You noticed that thread on IGD about why no-one talks about Vietnam's human rights abuses?
en.wikipedia.org/wiki/Trịnh_Xuân_ThanhOn July 23, 2017, TC2 allegedly kidnapped Trịnh Xuân Thanh in Berlin. He and his companion were kidnapped in the Tiergarten area. A rescue vehicle with Czech license plates was involved in the incident.[5] Witnesses reported that they only realized it was a kidnapping when they heard his companion screaming.[6] From Germany, Trinh Xuan Thanh was transferred to Prague and from Prague to Bratislava. In his memoires, Slovak ex-president Andrej Kiska mentions that few days after the kidnapping incident, one of Kiska's bodyguards told him that a Vietnamese citizen had been kidnapped from Slovakia and that then Interior Minister Robert Kaliňák was behind it. The bodyguard learned this from his colleagues. One of them is said to have flown with the abducted Vietnamese to Moscow. [7] In 2019, Slovakian police critic Ivan Matušík found an invoice for 17,000 euros from the Slovak Ministry of Interior to the Vietnamese Ministry of Interior for flight costs to Moscow dated July 26, 2017.[8]
This case has been popping up from time to time for the past seven years.

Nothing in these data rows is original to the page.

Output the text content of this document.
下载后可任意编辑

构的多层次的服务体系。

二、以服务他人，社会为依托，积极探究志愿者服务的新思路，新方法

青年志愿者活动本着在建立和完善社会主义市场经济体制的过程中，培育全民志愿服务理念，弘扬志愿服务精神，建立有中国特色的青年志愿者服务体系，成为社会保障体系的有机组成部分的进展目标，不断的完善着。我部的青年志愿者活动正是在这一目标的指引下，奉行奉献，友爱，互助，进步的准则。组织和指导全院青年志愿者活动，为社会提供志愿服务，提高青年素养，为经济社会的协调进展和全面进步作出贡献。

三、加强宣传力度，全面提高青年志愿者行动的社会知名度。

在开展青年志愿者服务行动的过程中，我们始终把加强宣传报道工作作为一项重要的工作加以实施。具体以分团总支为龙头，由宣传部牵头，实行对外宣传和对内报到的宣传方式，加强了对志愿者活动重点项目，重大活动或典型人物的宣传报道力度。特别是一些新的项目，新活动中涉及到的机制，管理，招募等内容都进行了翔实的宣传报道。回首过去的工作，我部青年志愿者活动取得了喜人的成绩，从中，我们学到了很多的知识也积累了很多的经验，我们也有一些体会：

The National Criminal Agency
has now indicted eight people in the case, including agents of Vietnamese intelligence service, a former advisor to Robert Fico (now a citizen of Nigeria) and Tô Lâm, the man who was Vietnam's Minister of Public Security at the time and now happens to be the newly elected President
(There's actually a not insignificant Vietnamese minority in Slovakia, about 0.2% of population. Last year they were recognized as an official minority and gained representation on various ethnic/culture-related quangos. There's even more of them in Czechia, almost 1%.)
And more censorship news, a continuation of this:
They do put pressure on opposition media and government politicians started boycotting political talkshows on “unfriendly” channels, but it’s just one part of the strategy. [...] Private media is also eager to help Fico if it makes them money. The staff at TV Markíza formed a union a few weeks ago and threatened a strike after allegations of pressure from management to make the news less critical of the government.
After the political talkshows on JOJ and TA3 televisions were forced to end earlier this year due to a boycott by government politicians, the one on Markíza is the only major one left. In a truly incredible moment, Markíza's chief political journalist Michal Kovačič
ended yesterday's broadcast of his talkshow by calling out not just the government but
his own management for political pressure and censorship.
Slovakia is currently experiencing a struggle over the Orbánisation of our broadcasting, and the future of RTVS is being debated in public. However, this struggle is actually taking place everywhere. But it is happening quietly and stealthily. If we do not stop it, it will have devastating consequences for Slovak democracy. We face pressures not only from politicians but also from our own leadership. Thanks to the fact that our editorial staff did not get scared, got together and faced them together, today our programming has a completely different shape from what our leadership is pushing for.